October 30th, 2006 Posted by Gavok

It’s a good time for a new What If article. Not only does What If: Avengers Disassembled come out this Wednesday, but Halloween’s right around the corner. What If and Halloween go together hand-in-hand. On Halloween, children dress up as their favorite superheroes. In What If, Frank Castle dresses up as Captain America. On Halloween, the theme is horror and gore. In What If, characters die by the dozen if you ask them politely. Halloween is represented by a bald kid with a big head, whining about how all he got from trick-or-treating was a rock. What If is represented by a bald guy with a big head, telling us about times when Ben Grimm didn’t get covered in rocks.

Okay, this is going too far. Let’s get to the article.

15) WHAT IF NOVA HAD BEEN FOUR OTHER PEOPLE?

Issue: Volume 1, #15
Writer: Marv Wolfman
Artist: Simonson Wiacek, Infantino Springer, Andru Giacoi and Perez Palmer
Spider-Man death: Yes
Background: The Green Lant—I mean, Nova got his powers when the previous Nova Rhomann Dey was mortally wounded while around Earth’s atmosphere.
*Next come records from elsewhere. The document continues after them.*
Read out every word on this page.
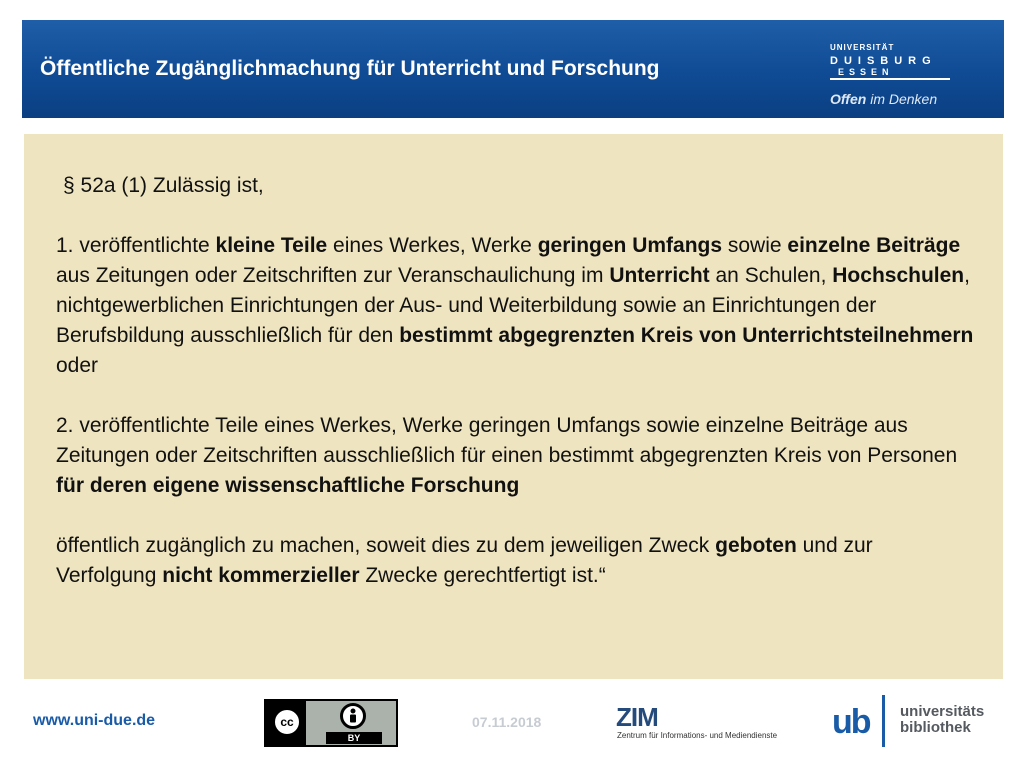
Öffentliche Zugänglichmachung für Unterricht und Forschung
UNIVERSITÄT
DUISBURG
ESSEN
Offen im Denken

§ 52a (1) Zulässig ist,

1. veröffentlichte kleine Teile eines Werkes, Werke geringen Umfangs sowie einzelne Beiträge aus Zeitungen oder Zeitschriften zur Veranschaulichung im Unterricht an Schulen, Hochschulen, nichtgewerblichen Einrichtungen der Aus- und Weiterbildung sowie an Einrichtungen der Berufsbildung ausschließlich für den bestimmt abgegrenzten Kreis von Unterrichtsteilnehmern oder

2. veröffentlichte Teile eines Werkes, Werke geringen Umfangs sowie einzelne Beiträge aus Zeitungen oder Zeitschriften ausschließlich für einen bestimmt abgegrenzten Kreis von Personen für deren eigene wissenschaftliche Forschung

öffentlich zugänglich zu machen, soweit dies zu dem jeweiligen Zweck geboten und zur Verfolgung nicht kommerzieller Zwecke gerechtfertigt ist.“

www.uni-due.de	cc
BY
07.11.2018	ZIM
Zentrum für Informations- und Mediendienste ub universitäts
bibliothek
He transferred his powers and spot in the Nova Corps to a human at random. That human turned out to be Richard Rider, who continues to fight as Nova to this very day as the main hero of Annihilation. So if he was randomly picked, that opens up a lot of possibilities.

The first story begins with a mugger killing a man and running off in a panic. The victim’s wife, Helen Taylor, screams a vow that she’s going to find this guy and kill him. Months pass and Helen stands at her husband’s grave, sad that the police are no use and there’s nothing she can really do to help him. Only a miracle can set things right.